Die Antwoord
Dicke Synthies, noch dickere Beats und fett surreale Gangsterposen: Wenn man sich über das Netz so satirisch-schrill inszeniert wie das Trio Die Antwoord, dann hat selbst Südafrika keinen Standort-Nachteil mehr im internationalen Pop.
Wie schafft man als Popband im Jahr 2010 den maximalen Internet-Hype? Man muss Die Antwoord fragen, kursieren doch die Videos der Rap-Rave-Band aus Südafrika seit Monaten als virale Netzhits. Zu sehen sind darin: Ein dürrer Rapper mit kruden Gang-Tattoos, der in einem Kapstadter Hinterhof in Boxershorts sein Gemächt schüttelt. Eine auf Bitch gestylte Blondine als Sängerin. Und ein dicker apathischer DJ. Ninja, Yo-Landi Vi$$er und DJ Hi-Tek. So nennen sich die drei Bandmitglieder von Die Antwoord, um ihre Identitäten erst mal absichtlich im Vagen zu lassen. Schließlich geht es den weißen Südafrikanern um ein Vexierspiel zwischen den Rassen, Milieus und kulturellen Codes ihres Landes. Videos wie „Zef Side“, mit seinen bein- und zahnlosen Rentner beim Mitwippen, und „Enter The Ninja“, mit den bizarren Gesichtslandschaften des unter Progerie (vorzeitiger Alterung) leidenden 24-jährigen südafrikanischen DJs Leon „Solarize“ Botha, ließen weltweit Millionen Zuschauer rätseln: Sind Die Antwoord rappende Party-Prolls, geschmacksverirrte Gangster oder einfach geniale Komiker, eine geschickt inszenierte Freak-Show? Watkin Tudor Jones – so heißt Bandchef Ninja mit bürgerlichem Namen – hatte sich bereits als Max Normal und Waddy Jones einen Namen in der südafrikanischen Hip-Hop-Szene gemacht, bevor er mit seiner Lebenspartnerin Yolandi das spinnerte Hip-Hop-Electro-House-Projekt ins Leben rief. Tumbe Bad-Boy-Sprüche treffen da auf Kindergartengesänge, Sasha Baron Cohen als Ali G und Eminem als Slim Shady blitzen zwischen den Versen hervor.

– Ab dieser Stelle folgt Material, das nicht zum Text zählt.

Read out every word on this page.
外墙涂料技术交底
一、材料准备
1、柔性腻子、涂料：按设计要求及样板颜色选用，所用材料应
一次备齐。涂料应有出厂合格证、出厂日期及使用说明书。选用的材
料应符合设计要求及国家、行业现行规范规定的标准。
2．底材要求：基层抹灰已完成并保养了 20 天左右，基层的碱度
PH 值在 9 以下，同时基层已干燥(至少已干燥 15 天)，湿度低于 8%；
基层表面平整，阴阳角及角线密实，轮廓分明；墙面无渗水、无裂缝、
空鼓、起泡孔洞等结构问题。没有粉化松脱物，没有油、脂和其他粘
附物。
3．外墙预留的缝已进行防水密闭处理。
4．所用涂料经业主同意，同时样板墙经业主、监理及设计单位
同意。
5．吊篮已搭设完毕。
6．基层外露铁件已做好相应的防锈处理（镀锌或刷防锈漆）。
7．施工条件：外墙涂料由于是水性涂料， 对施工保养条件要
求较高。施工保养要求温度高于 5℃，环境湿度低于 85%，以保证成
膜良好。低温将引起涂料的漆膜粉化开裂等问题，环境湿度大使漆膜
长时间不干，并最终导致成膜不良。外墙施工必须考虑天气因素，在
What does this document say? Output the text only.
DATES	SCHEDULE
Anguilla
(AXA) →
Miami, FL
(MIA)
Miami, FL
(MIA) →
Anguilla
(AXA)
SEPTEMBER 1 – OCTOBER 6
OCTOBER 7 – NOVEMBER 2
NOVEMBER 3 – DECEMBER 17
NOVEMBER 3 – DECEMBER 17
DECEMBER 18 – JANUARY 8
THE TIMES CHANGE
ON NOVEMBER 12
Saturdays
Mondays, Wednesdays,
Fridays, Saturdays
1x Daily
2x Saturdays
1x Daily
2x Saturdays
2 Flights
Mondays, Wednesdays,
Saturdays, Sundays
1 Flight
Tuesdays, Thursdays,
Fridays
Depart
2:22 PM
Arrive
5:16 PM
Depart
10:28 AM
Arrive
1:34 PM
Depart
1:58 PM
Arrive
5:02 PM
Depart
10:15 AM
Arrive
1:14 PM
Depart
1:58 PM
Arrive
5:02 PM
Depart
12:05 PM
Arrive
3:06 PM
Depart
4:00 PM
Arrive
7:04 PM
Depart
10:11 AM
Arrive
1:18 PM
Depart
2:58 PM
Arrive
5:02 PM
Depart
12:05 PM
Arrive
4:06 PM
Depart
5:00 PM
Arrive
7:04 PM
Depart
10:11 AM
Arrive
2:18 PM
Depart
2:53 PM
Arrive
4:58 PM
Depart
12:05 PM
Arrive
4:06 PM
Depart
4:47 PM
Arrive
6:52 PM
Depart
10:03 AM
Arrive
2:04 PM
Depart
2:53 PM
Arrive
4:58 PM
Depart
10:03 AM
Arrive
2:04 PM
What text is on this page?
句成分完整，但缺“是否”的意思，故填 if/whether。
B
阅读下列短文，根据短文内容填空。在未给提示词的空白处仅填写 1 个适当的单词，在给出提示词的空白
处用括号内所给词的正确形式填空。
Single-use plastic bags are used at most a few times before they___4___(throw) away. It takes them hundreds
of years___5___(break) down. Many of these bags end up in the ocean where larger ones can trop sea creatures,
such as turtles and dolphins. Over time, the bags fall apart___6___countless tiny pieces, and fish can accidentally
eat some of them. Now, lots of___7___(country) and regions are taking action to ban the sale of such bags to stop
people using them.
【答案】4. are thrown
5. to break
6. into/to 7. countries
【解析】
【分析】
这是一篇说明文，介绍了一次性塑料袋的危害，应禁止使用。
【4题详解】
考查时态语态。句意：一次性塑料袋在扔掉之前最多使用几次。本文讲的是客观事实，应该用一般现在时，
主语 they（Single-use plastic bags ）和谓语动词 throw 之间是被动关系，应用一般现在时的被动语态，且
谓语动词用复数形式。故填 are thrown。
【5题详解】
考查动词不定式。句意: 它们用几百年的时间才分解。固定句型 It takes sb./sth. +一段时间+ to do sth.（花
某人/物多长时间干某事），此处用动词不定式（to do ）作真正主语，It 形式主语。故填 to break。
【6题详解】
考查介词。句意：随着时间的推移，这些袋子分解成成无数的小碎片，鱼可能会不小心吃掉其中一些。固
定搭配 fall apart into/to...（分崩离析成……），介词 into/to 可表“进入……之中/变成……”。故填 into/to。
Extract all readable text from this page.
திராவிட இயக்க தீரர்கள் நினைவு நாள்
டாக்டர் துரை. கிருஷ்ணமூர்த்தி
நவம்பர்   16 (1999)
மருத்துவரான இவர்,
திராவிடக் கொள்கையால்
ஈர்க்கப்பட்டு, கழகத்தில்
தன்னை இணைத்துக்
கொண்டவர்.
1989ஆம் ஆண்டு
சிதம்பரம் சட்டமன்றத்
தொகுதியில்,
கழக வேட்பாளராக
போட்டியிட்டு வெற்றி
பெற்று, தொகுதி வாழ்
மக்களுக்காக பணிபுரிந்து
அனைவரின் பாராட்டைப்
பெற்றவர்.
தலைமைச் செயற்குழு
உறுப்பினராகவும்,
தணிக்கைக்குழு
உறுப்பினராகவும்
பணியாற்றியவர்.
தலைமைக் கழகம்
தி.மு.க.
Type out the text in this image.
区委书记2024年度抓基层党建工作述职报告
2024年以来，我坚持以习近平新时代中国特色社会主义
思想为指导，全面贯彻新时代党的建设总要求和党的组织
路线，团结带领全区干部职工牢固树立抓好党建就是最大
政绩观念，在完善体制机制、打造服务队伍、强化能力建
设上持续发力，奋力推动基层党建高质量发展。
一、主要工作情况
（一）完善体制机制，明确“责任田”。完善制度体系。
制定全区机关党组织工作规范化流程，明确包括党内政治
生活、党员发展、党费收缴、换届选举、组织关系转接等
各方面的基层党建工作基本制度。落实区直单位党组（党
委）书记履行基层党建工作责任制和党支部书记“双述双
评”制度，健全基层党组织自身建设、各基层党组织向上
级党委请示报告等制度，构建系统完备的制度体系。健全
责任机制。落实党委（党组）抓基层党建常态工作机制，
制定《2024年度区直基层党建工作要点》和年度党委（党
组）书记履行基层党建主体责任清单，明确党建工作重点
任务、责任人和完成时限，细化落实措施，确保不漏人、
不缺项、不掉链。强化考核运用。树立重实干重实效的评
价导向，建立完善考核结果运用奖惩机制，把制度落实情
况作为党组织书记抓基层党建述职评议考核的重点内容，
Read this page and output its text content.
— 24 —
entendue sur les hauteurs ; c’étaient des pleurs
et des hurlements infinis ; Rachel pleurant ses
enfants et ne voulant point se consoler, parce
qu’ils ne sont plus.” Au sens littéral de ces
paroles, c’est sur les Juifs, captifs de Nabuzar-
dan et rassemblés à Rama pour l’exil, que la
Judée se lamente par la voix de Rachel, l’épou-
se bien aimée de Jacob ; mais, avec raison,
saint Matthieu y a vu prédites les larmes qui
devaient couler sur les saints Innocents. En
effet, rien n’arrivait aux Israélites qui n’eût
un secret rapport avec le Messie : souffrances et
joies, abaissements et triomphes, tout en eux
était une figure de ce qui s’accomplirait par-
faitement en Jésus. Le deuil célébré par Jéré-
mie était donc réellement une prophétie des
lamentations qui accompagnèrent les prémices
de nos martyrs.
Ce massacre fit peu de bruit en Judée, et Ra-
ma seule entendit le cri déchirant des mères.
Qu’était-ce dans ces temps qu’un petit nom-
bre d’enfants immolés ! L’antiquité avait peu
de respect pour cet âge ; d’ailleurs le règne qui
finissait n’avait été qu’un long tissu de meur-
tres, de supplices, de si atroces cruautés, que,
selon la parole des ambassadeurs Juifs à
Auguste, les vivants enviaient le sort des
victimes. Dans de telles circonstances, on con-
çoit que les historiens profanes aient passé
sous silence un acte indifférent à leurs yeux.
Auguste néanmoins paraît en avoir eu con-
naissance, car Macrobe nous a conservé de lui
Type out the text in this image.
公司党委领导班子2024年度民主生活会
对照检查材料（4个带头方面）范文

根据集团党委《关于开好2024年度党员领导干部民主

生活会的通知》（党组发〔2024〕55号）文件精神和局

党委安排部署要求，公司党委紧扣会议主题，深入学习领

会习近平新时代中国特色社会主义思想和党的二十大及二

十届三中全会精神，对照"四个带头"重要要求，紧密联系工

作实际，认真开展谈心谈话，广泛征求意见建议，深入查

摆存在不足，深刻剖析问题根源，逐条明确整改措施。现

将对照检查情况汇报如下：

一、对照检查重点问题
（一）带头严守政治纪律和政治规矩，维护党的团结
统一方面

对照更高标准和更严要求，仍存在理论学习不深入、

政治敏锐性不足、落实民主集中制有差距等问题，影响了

Und doch hat die Satire von Die Antwoord einen genuin südafrikanischen Einschlag: So benutzt die Band neben Englisch den Dialekt der sogenannten „Zef“-Kultur. Dieser afrikaanssprachige Proll-Slang (Afrikaans ist eine der elf Amtssprachen Südafrikas – Anm. d. Red.) dient südafrikanischen Studenten und Hipstern schon lange als Belustigung über die Macker aus den Problemvierteln, in etwa mit dem „Kiezdeutsch“ hiesiger Comedians zu vergleichen.
Die Antwoord hebeln jede Frage nach der Authentizität endgültig aus, sie beklauen weiße wie schwarze Unterschicht-Kulturen – und nicht zuletzt den Township-Pop, oder wie es Ninja ausdrückt: „den High-NRG-Scheiß aus den Minibus-Taxis“. Nun erscheint mit „5“ die erste offizielle Mini-EP der Gruppe. Noch dieses Jahr soll auch ihr – bisher nur im Netz veröffentlichtes – Debütalbum $o$ in Deutschland folgen. Um den Zef in uns allen herauszukitzeln: „Ich lasse diesen Proll zu Wort kommen“, sagt Ninja. „Er ist keine wirkliche Person – aber jeder hat doch einen kleinen Zef in sich!“
www.dieantwoord.com
2009 Das Video „Zef Side“ sorgt für Aufsehen im Web.
2010 „Enter The Ninja“, ein noch größerer Videohit, erhält Lob von Katy Perry und Fred Durst.
2010 Mehrere Majors streiten um die Band; Interscope erhält den Zuschlag.
2010 Die Antwoord gehen erstmals auf Welttour (u. a. 19.8., München, 20.8., Berlin).